2. The principal question on the trial was whether the defendant was negligent in not removing the broken wire. Plaintiff insisted that it was negligence to allow the wire to remain thirteen hours after it fell before taking care of it, while defendant contended that it exercised the utmost diligence in repairing the damages to its system caused by the storm, but was unable to reach the wire in question prior to the accident. The court, after stating to the jury the respective positions of the parties, and that whether the defendant had exercised reasonable care and diligence in the -matter was a question of fact for their determination, further instructed them as follows: “The suggestion is made that they (defendant company) had not sufficient force to carry on this work, to raise all these fallen wires, as early, perhaps, as they ought to have done ; but companies of this sort, dealing with one of the most subtle and powerful agencies known to man, cannot plead want of assistance and amount of expense as an excuse for any dilatoriness, whatever. The law requires reasonable care, and reasonable care must be determined by all the circumstances attending the transaction — what took place at the time, what took place before.” And, again: “ Reasonable care in such matters means the utmost care and skill which a man is capable of exercising, considering the immediate circumstances in hand. So it must be, then, that if there was not sufficient force in order to prevent dangers that might arise from fallen wires, if you find from the testimony in the case that the defendant was negligent or dilatory in raising the wires that had fallen, that considerable time elapsed after it was broad daylight the next morning before the agents, servants of the company, made their appearance to repair the wires, you will con*573sider that question in connection with the question of damages and upon the issue of negligence.” It is insisted, and we think properly, that this instruction imposed a higher degree of duty, as a matter of law, upon the defendant company than is exacted of it.

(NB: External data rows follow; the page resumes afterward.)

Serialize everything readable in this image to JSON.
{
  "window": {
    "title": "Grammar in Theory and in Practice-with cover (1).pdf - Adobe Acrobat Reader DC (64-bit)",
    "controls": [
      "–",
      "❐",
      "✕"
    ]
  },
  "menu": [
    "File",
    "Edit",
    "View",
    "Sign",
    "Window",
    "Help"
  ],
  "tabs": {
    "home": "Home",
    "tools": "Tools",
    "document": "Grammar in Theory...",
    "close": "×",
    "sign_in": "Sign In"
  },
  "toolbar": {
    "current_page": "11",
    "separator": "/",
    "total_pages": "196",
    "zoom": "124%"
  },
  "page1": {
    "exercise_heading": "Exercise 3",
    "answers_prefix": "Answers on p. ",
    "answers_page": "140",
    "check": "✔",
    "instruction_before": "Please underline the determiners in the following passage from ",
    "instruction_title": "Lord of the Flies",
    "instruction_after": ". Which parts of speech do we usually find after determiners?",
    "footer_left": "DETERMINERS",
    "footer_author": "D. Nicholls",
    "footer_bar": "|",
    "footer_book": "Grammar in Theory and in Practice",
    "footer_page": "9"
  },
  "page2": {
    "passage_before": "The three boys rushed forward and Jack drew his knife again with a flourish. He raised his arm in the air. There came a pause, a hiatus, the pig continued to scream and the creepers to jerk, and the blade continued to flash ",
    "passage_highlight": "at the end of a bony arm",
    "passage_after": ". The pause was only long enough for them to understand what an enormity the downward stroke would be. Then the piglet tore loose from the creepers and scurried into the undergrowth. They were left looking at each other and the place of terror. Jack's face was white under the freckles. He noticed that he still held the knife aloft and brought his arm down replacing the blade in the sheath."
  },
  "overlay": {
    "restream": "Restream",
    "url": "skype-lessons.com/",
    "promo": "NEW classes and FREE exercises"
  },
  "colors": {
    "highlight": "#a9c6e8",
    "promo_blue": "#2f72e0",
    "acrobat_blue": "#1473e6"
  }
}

An electric light company that has erected its poles and wires in the streets of a municipality, with the consent of the proper authorities, is not an absolute insurer against accident therefrom. It is only bound to exercise care and diligence in the erection and maintenance of its system proportionate to the danger : Croswell, Electricity, § 236; Keasbey, Electric Wires (2 ed.), § 236, et seq.; Denver Consol. Elec. Co. v. Simpson, 21 Colo. 371 (31 L. R. A. 566, with note; 41 Pac..499)—and when it has fulfilled this duty it has discharged its entire obligation, and its liability ceases. The question of whether or not it has exercised reasonable care is for the jury to decide upon the facts of each particular case, except when reasonable minds could not possibly differ in their conclusions upon the facts. The amount of care necessary, of course, varies with the danger which is incurred by negligence ; and, in determining the question, it is proper for the jury to take into consideration the location of the lines, whether in a thickly or sparsely settled portion of the municipality, the use to which they are to be put, the harmless or dangerous nature of the current to be transmitted over them, their remoteness or proximity to travelers on the highway, and any other circumstances affecting the case. But where, as the evidence here tends to show, the wires of a company supplying a city of the size and area of Portland have been prostrated in numerous places at the same time by reason of an unusual and unexpected storm, it is imposing upon the company a duty not required by any of the decisions to say that it cannot show, as an excuse for a delay in taking care of a *574particular wire in a suburban part of tbe city, the want of assistance sufficient to immediately repair all the damages caused by the storm. Whether the defendant company had in its employ a large enough force of men to meet the emergency, and whether its want of assistance was an adequate excuse for its delay in not sooner taking care of the wire which caused plaintiff’s injury, were proper matters for the consideration of the jury in determining the question whether it had exercised reasonable care and diligence ; but it was not the province of the court to say, as a matter of law, that want of assistance was no excuse for the delay. That question belonged to the jury, not to the court. It follows that the judgment must be reversed, and a new trial ordered.
Reversed.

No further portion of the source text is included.